Caroline Burgess completed her Advance Textiles Diploma at City Lit, London, in 2022. Her work quickly received much attention from an international group of curators including her work in online features as well as through exhibitions including our open submission exhibition 'The Wild Collective' at OmVed Gardens, 2022. In 2023, her work was exhibited in the London Group Open, Wales Contemporary, 'Piece by Piece' at City Lit Insitute, the Royal West of England Academy and the Royal Academy Summer Exhibition. Her work is held in many private collections.
What has been your biggest achievement in your artistic career so far?
C: Being selected for the RA Summer Exhibition this year (2023) has to be the biggest achievement of my artistic career. It was such an excitement being part of Varnishing Day. To have my delicate sculpture sold, and then viewed by so many in that beautiful space was just wonderful.
Tell us more about your recent series, when did you begin this and how has it developed?
C: My most recent series is my Calico Collection. The three works in the Winter Online Exhibition are part of this series. I started this collection at the end of last year with ‘Stillness’, the three cylinders on show here.
My earlier sculptures are made from cotton organdie, a very fine and delicate material, which can hold small forms beautifully. I wanted to make larger pieces so started experimenting with calico and was delighted with how the calico held the cylindrical form. This first success led me to develop larger pieces like ‘Serenity’ which involve more complexity of structure allowing the light to play on the textured surface and create exactly what I am striving for in terms of the balance of light and deep shadow.

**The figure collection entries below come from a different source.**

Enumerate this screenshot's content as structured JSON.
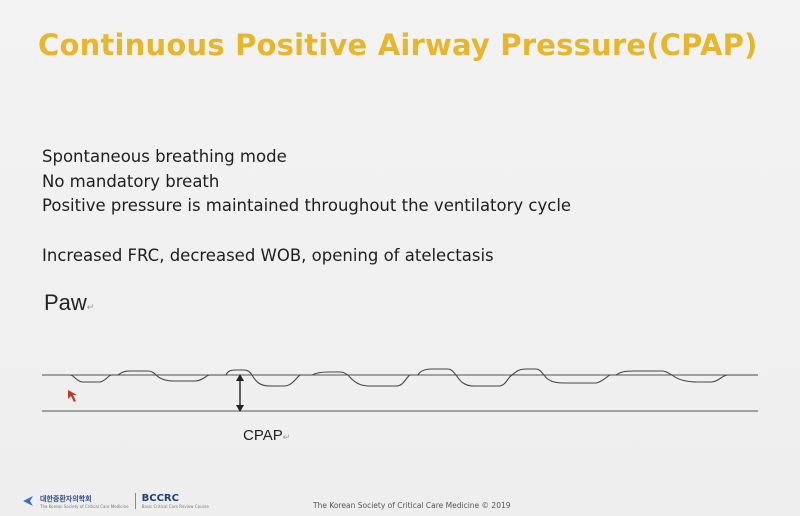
{
  "slide": {
    "title": "Continuous Positive Airway Pressure(CPAP)",
    "bullets": [
      "Spontaneous breathing mode",
      "No mandatory breath",
      "Positive pressure is maintained throughout the ventilatory cycle"
    ],
    "effects": "Increased FRC, decreased WOB, opening of atelectasis"
  },
  "diagram": {
    "paw_label": "Paw",
    "cpap_label": "CPAP",
    "return_mark": "↵"
  },
  "footer": {
    "society_logo_text": "대한중환자의학회",
    "society_logo_sub": "The Korean Society of Critical Care Medicine",
    "bccrc_text": "BCCRC",
    "bccrc_sub": "Basic Critical Care Review Course",
    "copyright": "The Korean Society of Critical Care Medicine © 2019"
  },
  "colors": {
    "title": "#e8b62a",
    "cursor": "#c0392b"
  },
  "icons": [
    "cursor-icon",
    "double-arrow-icon",
    "society-logo-icon"
  ]
}
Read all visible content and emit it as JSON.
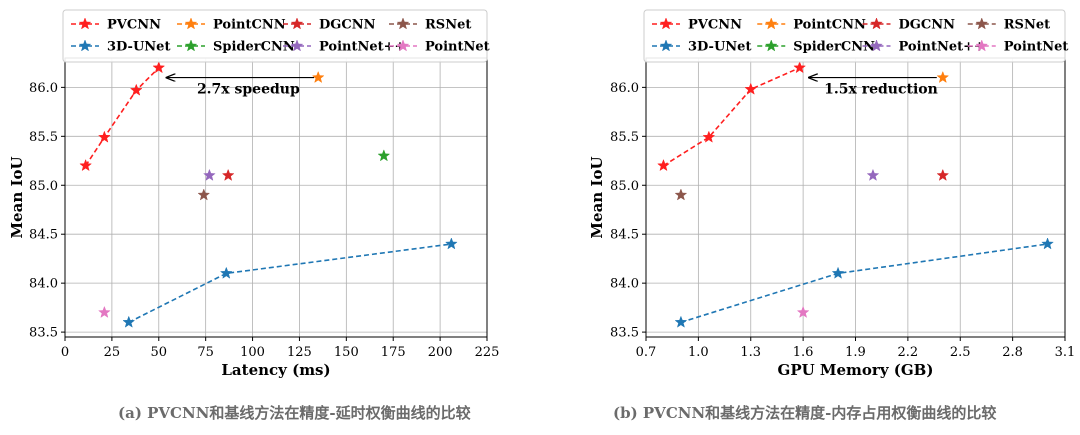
{
  "captions": {
    "a": "(a) PVCNN和基线方法在精度-延时权衡曲线的比较",
    "b": "(b) PVCNN和基线方法在精度-内存占用权衡曲线的比较"
  },
  "legend": [
    {
      "name": "PVCNN",
      "color": "#ff1f1f",
      "dashed": true
    },
    {
      "name": "PointCNN",
      "color": "#ff7f0e",
      "dashed": true
    },
    {
      "name": "DGCNN",
      "color": "#d62728",
      "dashed": true
    },
    {
      "name": "RSNet",
      "color": "#8c564b",
      "dashed": true
    },
    {
      "name": "3D-UNet",
      "color": "#1f77b4",
      "dashed": true
    },
    {
      "name": "SpiderCNN",
      "color": "#2ca02c",
      "dashed": true
    },
    {
      "name": "PointNet++",
      "color": "#9467bd",
      "dashed": true
    },
    {
      "name": "PointNet",
      "color": "#e377c2",
      "dashed": true
    }
  ],
  "chart_data": [
    {
      "type": "scatter",
      "xlabel": "Latency (ms)",
      "ylabel": "Mean IoU",
      "xlim": [
        0,
        225
      ],
      "ylim": [
        83.45,
        86.3
      ],
      "xticks": [
        0,
        25,
        50,
        75,
        100,
        125,
        150,
        175,
        200,
        225
      ],
      "yticks": [
        83.5,
        84.0,
        84.5,
        85.0,
        85.5,
        86.0
      ],
      "grid": true,
      "legend_position": "top",
      "annotation": {
        "text": "2.7x speedup",
        "from": [
          136,
          86.1
        ],
        "to": [
          51,
          86.1
        ]
      },
      "series": [
        {
          "name": "PVCNN",
          "color": "#ff1f1f",
          "line": true,
          "points": [
            [
              11,
              85.2
            ],
            [
              21,
              85.49
            ],
            [
              38,
              85.97
            ],
            [
              50,
              86.2
            ]
          ]
        },
        {
          "name": "3D-UNet",
          "color": "#1f77b4",
          "line": true,
          "points": [
            [
              34,
              83.6
            ],
            [
              86,
              84.1
            ],
            [
              206,
              84.4
            ]
          ]
        },
        {
          "name": "PointCNN",
          "color": "#ff7f0e",
          "line": false,
          "points": [
            [
              135,
              86.1
            ]
          ]
        },
        {
          "name": "DGCNN",
          "color": "#d62728",
          "line": false,
          "points": [
            [
              87,
              85.1
            ]
          ]
        },
        {
          "name": "RSNet",
          "color": "#8c564b",
          "line": false,
          "points": [
            [
              74,
              84.9
            ]
          ]
        },
        {
          "name": "SpiderCNN",
          "color": "#2ca02c",
          "line": false,
          "points": [
            [
              170,
              85.3
            ]
          ]
        },
        {
          "name": "PointNet++",
          "color": "#9467bd",
          "line": false,
          "points": [
            [
              77,
              85.1
            ]
          ]
        },
        {
          "name": "PointNet",
          "color": "#e377c2",
          "line": false,
          "points": [
            [
              21,
              83.7
            ]
          ]
        }
      ]
    },
    {
      "type": "scatter",
      "xlabel": "GPU Memory (GB)",
      "ylabel": "Mean IoU",
      "xlim": [
        0.7,
        3.1
      ],
      "ylim": [
        83.45,
        86.3
      ],
      "xticks": [
        0.7,
        1.0,
        1.3,
        1.6,
        1.9,
        2.2,
        2.5,
        2.8,
        3.1
      ],
      "yticks": [
        83.5,
        84.0,
        84.5,
        85.0,
        85.5,
        86.0
      ],
      "grid": true,
      "legend_position": "top",
      "annotation": {
        "text": "1.5x reduction",
        "from": [
          2.4,
          86.1
        ],
        "to": [
          1.6,
          86.1
        ]
      },
      "series": [
        {
          "name": "PVCNN",
          "color": "#ff1f1f",
          "line": true,
          "points": [
            [
              0.8,
              85.2
            ],
            [
              1.06,
              85.49
            ],
            [
              1.3,
              85.98
            ],
            [
              1.58,
              86.2
            ]
          ]
        },
        {
          "name": "3D-UNet",
          "color": "#1f77b4",
          "line": true,
          "points": [
            [
              0.9,
              83.6
            ],
            [
              1.8,
              84.1
            ],
            [
              3.0,
              84.4
            ]
          ]
        },
        {
          "name": "PointCNN",
          "color": "#ff7f0e",
          "line": false,
          "points": [
            [
              2.4,
              86.1
            ]
          ]
        },
        {
          "name": "DGCNN",
          "color": "#d62728",
          "line": false,
          "points": [
            [
              2.4,
              85.1
            ]
          ]
        },
        {
          "name": "RSNet",
          "color": "#8c564b",
          "line": false,
          "points": [
            [
              0.9,
              84.9
            ]
          ]
        },
        {
          "name": "SpiderCNN",
          "color": "#2ca02c",
          "line": false,
          "points": []
        },
        {
          "name": "PointNet++",
          "color": "#9467bd",
          "line": false,
          "points": [
            [
              2.0,
              85.1
            ]
          ]
        },
        {
          "name": "PointNet",
          "color": "#e377c2",
          "line": false,
          "points": [
            [
              1.6,
              83.7
            ]
          ]
        }
      ]
    }
  ]
}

I aim for the work to emanate both strength and fragility and the calico appears to do just that. The seeming solidity of the calico sculptures lead many to think that ‘Stillness’ and others are ceramic which adds to the appeal.
How do you decide when a form works? What are you looking for in a final piece?
C: I absolutely love developing the form of the sculpture. Part of my sculptural process involves steaming the fabric to create the texture and this results in the piece having some natural curves and form of its own. I can’t wait to see which way the calico wants to take me and at the same time discover what I can persuade it to do.
I am looking for a strong and yet fragile form with clear curves in the main structure whilst having sufficient variation in surface to enable the light to animate the whole piece. So how do I decide when a form has worked? After a few hours or maybe days of experimentation I will settle on a form which seems to fulfil these criteria. I will place the piece in a prominent position on my desk and will view the work over the course of several days, changing viewpoints, sometimes making adjustments, sometimes not, undoing changes then maybe putting them back again, taking photos until I am finally happy with the overall form and commit to stitching the sculpture into place.
Some pieces of course never make the final cut. A subtle difference in the way I created the texture in the fabric may result in a partial surface area that does not respond in a pleasing way to the light. Or a curve in the structure refuses to maintain its form in the way I desire. This is the challenge of the process which gives so much satisfaction when everything settles into that elusive near perfect form.
Do you listen to anything whilst you work?
C: It has to be the songs of Leonard Cohen or the music from the film ‘The Broken Circle Breakdown’ - a heartbreakingly sad film. Nothing else will do. Whilst there’s a melancholy undertone all the songs are mellow and gentle allowing me to become fully absorbed in the sculptural process.